The premier said health authorities were not concerned about the latest case of SARS-CoV-2, the virus that causes COVID-19, linked to the Sunnybank cluster, because it was picked up in home quarantine.
She announced walk-ins would be accepted at Queensland Health COVID vaccination centres at Caboolture Square, Doomben Racecourse, Kippa-Ring and the Brisbane Entertainment Centre at Boondall.
“We know that people are finding walk-ins a lot easier,” she said. “We’ll be looking at other centres later on in the week and we are also looking at having another Super Pfizer weekend in a couple of weekends’ time.”
Palaszczuk said the latest data showed 60.99 per cent of Queenslanders aged 12 and older had received one dose of the vaccine and 42.25 per cent had been fully vaccinated.
She admitted that mandatory hotel quarantine was “tough” after the state’s Human Right Commissioner Scott McDougall raised concerns about a “blanket approach” to people seeking exemptions to quarantine at home.
She suggested that Queensland could allow more people to quarantine at home once vaccination coverage is high enough in the state.
“I respect what the Human Rights Commissioner is saying, I did hotel quarantine myself, it’s tough, you know it is actually 14 days, not being able to leave your room is pretty tough, I’ve done it myself,” she told reporters on Wednesday.
“And look, as we get more and more people vaccinated, you know, we will be looking at further options, and national cabinet is considering other options, there is a (home quarantine) trial at the moment on in South Australia.
“But let me say it very clearly, and I say it every day: the reason we have an exemptions unit in Queensland is because there is a massive outbreak on our doorstep in NSW.
“There are tens of thousands of people who have the virus in NSW, it is still spreading, people are ending up in the hospitals and the hospitals are going to be overwhelmed.”
Palaszczuk said the quarantine facility being built at Wellcamp, near Toowoomba, would still be required for international travellers, particularly students from overseas.
However, she rejected the human rights commissioner’s comments about the exemptions unit granting people permission to quarantine at home or outside the hotel quarantine program.

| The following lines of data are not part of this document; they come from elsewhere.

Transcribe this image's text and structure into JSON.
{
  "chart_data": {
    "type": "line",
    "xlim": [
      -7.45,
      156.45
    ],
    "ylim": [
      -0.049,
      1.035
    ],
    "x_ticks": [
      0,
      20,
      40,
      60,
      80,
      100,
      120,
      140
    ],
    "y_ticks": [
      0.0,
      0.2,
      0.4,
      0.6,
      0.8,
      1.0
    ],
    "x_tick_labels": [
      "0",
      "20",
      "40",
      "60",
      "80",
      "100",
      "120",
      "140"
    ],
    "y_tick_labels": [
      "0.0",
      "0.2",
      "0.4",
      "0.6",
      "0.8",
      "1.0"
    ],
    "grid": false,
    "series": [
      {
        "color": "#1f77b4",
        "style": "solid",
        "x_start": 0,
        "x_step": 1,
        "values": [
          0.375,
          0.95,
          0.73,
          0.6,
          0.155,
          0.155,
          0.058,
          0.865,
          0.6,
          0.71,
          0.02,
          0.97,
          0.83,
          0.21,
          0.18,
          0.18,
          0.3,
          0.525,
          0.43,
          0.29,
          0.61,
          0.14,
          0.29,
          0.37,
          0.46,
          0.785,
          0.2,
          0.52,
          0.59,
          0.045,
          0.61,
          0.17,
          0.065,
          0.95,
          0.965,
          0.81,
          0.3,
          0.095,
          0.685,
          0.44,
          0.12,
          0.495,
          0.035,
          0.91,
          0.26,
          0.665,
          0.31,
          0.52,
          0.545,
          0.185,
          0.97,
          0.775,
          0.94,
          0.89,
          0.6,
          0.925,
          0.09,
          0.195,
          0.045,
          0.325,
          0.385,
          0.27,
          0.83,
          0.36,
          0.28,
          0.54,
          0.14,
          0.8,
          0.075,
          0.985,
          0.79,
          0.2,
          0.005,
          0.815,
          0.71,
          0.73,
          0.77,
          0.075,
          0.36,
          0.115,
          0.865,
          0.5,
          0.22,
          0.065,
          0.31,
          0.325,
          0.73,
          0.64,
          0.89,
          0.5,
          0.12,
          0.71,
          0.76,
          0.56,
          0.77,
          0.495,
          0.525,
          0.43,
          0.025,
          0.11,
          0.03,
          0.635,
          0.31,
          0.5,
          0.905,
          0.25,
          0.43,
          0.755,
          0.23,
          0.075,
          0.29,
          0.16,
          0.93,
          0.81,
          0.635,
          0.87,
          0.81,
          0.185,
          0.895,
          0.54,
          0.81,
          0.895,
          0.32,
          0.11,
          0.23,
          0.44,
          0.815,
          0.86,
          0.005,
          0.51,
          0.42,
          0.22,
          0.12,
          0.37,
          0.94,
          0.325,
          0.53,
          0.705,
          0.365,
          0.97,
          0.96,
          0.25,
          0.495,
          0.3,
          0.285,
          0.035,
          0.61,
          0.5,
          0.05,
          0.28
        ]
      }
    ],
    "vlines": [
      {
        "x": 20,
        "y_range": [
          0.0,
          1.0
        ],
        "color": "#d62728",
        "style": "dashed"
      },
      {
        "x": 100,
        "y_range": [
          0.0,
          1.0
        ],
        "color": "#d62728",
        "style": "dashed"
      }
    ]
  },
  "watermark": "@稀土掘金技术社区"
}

McDougall told News Corp Australia that exemptions must not be seen to be granted on the basis of a person’s “celebrity status or otherwise because of the media attention”.
“I reject that, I reject that, I reject that, I reject that, these people are doing their very best, they are looking at all the compassionate grounds,” the premier said.
“It is a very stressful time for Queenslanders that are separated from family and friends, and the best way that we can see family and friends again is to get vaccinated.”